Selon le Coordonnateur du Comité de Régulation des Prix (CRP), le ministre a renforcé les équipes chargées du suivi de la collecte des ressources parafiscales destinées au financement des remboursements des pertes et manques à gagner des sociétés pétrolières. Cette décision a permis d’améliorer la mobilisation des ressources nécessaires au fonctionnement du mécanisme de stabilisation des prix.

Depuis son arrivée à la tête du ministère de l’Économie nationale, Daniel Mukoko Samba s’est illustré par plusieurs initiatives visant à renforcer la régulation des marchés, lutter contre les spéculations sur les prix des produits de première nécessité et améliorer le suivi des mécanismes de fixation des prix stratégiques.
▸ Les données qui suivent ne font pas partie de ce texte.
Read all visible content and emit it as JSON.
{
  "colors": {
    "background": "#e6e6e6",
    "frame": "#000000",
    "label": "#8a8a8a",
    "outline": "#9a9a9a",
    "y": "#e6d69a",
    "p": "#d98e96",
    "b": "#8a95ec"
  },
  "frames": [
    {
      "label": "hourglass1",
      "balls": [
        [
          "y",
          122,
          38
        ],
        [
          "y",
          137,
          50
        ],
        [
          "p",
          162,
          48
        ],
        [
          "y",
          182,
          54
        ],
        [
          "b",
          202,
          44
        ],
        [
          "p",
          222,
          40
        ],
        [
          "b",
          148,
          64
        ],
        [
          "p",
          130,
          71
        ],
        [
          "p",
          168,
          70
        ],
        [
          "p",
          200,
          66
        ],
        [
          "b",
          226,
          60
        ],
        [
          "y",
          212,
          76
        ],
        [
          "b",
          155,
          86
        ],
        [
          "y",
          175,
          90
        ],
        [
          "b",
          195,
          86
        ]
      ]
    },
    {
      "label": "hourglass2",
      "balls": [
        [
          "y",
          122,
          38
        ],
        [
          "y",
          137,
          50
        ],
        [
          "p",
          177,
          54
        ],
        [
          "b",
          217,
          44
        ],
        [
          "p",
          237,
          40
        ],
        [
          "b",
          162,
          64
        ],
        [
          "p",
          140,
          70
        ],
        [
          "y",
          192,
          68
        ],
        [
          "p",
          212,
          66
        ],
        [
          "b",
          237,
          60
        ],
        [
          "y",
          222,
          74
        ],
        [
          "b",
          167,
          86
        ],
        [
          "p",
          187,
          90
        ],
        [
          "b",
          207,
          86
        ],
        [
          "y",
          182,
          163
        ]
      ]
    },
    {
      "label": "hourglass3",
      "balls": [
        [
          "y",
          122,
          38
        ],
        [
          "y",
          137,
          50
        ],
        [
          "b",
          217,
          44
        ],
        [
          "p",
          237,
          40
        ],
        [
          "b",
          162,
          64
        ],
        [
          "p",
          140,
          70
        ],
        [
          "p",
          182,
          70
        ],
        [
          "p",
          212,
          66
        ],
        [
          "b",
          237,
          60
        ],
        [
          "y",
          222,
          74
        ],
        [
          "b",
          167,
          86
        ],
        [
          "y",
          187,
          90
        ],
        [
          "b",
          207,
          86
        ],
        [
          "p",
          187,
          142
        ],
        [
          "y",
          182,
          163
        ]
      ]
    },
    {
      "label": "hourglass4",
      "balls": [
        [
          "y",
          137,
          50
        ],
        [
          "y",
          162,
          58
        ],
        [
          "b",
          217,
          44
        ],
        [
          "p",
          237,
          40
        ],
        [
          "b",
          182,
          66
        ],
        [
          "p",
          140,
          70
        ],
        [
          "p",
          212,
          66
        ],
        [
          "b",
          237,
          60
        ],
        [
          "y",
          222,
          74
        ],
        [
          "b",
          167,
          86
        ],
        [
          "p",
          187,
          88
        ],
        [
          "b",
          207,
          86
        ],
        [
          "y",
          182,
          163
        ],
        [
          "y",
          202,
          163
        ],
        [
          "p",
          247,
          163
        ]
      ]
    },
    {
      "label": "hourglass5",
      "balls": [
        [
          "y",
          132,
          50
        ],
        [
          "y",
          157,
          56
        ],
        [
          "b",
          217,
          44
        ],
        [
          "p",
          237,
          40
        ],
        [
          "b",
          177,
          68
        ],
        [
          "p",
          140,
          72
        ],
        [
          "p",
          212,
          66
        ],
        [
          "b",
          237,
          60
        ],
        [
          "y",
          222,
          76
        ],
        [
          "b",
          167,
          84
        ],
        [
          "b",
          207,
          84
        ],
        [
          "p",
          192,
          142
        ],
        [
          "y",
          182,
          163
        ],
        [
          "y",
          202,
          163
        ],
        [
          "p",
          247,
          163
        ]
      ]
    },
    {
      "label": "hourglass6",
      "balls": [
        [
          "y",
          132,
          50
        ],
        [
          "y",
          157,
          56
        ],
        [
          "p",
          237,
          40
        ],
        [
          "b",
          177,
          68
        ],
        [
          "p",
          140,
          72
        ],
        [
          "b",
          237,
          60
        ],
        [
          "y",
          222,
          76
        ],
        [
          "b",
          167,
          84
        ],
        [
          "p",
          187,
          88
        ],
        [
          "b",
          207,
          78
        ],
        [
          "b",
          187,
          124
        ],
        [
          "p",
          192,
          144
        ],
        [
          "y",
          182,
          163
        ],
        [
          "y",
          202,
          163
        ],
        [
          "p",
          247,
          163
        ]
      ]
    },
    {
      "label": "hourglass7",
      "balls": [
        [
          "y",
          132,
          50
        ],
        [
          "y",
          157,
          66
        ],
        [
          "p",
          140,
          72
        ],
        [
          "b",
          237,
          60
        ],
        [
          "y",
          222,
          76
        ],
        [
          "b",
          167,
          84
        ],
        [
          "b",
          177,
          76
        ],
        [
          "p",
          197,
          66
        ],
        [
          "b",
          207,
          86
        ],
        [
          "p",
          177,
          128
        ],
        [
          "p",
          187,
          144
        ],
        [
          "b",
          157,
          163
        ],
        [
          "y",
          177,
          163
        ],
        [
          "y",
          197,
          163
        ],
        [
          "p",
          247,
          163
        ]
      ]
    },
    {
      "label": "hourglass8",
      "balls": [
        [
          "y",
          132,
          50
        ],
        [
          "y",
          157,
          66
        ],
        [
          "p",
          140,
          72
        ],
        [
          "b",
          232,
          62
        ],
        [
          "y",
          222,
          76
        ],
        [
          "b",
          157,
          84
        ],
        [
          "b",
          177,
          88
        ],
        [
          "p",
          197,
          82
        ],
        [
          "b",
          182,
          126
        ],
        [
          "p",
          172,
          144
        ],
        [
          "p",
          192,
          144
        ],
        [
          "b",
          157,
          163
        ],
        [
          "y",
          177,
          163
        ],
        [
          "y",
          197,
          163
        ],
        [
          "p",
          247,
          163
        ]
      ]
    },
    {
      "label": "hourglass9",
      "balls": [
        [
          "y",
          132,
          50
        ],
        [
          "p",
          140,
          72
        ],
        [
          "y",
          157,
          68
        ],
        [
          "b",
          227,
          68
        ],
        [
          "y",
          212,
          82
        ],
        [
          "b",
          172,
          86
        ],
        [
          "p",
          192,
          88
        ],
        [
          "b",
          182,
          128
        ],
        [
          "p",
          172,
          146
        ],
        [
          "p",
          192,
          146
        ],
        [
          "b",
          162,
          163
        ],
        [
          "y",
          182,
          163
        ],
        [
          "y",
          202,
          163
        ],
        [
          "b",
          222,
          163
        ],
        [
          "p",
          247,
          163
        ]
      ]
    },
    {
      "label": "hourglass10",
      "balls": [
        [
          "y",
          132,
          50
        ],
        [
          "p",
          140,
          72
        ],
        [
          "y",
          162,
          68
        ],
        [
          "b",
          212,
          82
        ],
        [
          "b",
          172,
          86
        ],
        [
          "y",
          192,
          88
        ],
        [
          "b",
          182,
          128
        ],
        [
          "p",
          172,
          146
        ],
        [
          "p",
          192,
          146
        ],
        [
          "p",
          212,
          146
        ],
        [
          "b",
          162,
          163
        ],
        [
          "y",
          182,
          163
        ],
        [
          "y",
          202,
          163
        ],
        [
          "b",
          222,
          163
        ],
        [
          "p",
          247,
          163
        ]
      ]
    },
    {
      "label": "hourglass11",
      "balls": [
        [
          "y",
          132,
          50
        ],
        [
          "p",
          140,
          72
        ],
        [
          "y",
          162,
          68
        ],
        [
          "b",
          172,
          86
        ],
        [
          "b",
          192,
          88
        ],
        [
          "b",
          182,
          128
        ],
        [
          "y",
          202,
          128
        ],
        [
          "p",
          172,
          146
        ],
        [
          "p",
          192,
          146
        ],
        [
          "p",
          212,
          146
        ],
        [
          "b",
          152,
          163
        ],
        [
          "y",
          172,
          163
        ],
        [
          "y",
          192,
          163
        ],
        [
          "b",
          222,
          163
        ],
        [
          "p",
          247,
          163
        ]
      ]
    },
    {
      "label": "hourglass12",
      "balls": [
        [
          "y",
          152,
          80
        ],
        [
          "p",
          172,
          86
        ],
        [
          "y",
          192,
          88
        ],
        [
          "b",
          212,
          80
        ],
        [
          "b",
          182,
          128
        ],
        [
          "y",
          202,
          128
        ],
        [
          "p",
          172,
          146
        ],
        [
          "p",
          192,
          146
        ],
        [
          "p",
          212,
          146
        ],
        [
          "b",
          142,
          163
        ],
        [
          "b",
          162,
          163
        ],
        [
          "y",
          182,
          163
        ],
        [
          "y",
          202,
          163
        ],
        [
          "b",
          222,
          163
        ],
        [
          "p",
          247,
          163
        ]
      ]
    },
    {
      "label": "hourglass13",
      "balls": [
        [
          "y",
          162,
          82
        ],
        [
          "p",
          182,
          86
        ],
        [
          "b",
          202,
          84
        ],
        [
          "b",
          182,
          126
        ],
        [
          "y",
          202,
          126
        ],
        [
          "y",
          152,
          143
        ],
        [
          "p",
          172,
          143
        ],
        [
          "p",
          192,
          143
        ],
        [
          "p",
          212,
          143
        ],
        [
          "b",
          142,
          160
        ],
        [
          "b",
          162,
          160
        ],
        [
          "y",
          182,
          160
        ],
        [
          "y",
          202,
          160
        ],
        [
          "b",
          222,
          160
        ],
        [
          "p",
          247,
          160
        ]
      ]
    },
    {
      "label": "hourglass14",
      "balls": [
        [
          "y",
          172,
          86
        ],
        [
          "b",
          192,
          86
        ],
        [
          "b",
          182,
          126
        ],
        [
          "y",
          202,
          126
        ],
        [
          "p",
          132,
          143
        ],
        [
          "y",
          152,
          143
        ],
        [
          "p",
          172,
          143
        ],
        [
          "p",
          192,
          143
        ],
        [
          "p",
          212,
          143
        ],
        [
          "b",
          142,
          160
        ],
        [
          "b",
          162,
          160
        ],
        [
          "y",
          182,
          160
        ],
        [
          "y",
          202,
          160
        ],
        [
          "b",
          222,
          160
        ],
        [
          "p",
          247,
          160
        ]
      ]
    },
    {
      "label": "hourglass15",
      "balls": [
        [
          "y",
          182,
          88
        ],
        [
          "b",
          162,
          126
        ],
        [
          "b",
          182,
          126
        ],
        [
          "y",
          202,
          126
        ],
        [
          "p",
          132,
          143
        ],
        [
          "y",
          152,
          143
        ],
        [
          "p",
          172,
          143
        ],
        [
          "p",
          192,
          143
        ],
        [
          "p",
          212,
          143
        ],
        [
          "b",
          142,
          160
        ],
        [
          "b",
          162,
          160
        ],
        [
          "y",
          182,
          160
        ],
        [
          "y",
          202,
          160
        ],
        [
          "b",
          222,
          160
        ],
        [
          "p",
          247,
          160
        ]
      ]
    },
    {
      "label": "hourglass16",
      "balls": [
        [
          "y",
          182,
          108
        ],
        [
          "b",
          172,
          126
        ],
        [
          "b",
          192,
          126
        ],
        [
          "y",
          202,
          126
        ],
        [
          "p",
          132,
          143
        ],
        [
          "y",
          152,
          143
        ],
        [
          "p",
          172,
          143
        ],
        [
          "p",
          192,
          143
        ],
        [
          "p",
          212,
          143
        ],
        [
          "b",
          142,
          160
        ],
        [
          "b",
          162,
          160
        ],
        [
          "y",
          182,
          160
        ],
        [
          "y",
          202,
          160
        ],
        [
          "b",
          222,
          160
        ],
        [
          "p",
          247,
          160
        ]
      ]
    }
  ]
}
Son action s’inscrit dans la volonté du Gouvernement de préserver le pouvoir d’achat des ménages tout en garantissant la viabilité économique des opérateurs.

Le secteur privé satisfait

Les représentants des sociétés pétrolières et du secteur privé ont salué la qualité du travail réalisé durant le processus de certification. Le président de la Commission nationale des hydrocarbures de la Fédération des Entreprises du Congo (FEC), Ali Mamina, a notamment mis en avant l’esprit de concertation qui a prévalu tout au long des échanges.

Cette reconnaissance traduit la confiance croissante entre les autorités publiques et les opérateurs économiques dans la gestion d’un secteur particulièrement sensible pour l’économie nationale.

Un enjeu stratégique pour l’économie congolaise

Dans un pays où le transport, l’industrie et une grande partie des activités économiques dépendent des produits pétroliers, la maîtrise des fluctuations du marché demeure un défi majeur. La certification régulière des pertes et manques à gagner, associée aux efforts de mobilisation financière entrepris par le Gouvernement, constitue un levier important pour préserver la stabilité du secteur et protéger les consommateurs contre les effets des crises internationales.

À travers ces mesures, l’exécutif entend maintenir l’équilibre entre les impératifs économiques des opérateurs et la nécessité de garantir aux Congolais un accès continu aux produits énergétiques indispensables à la vie quotidienne.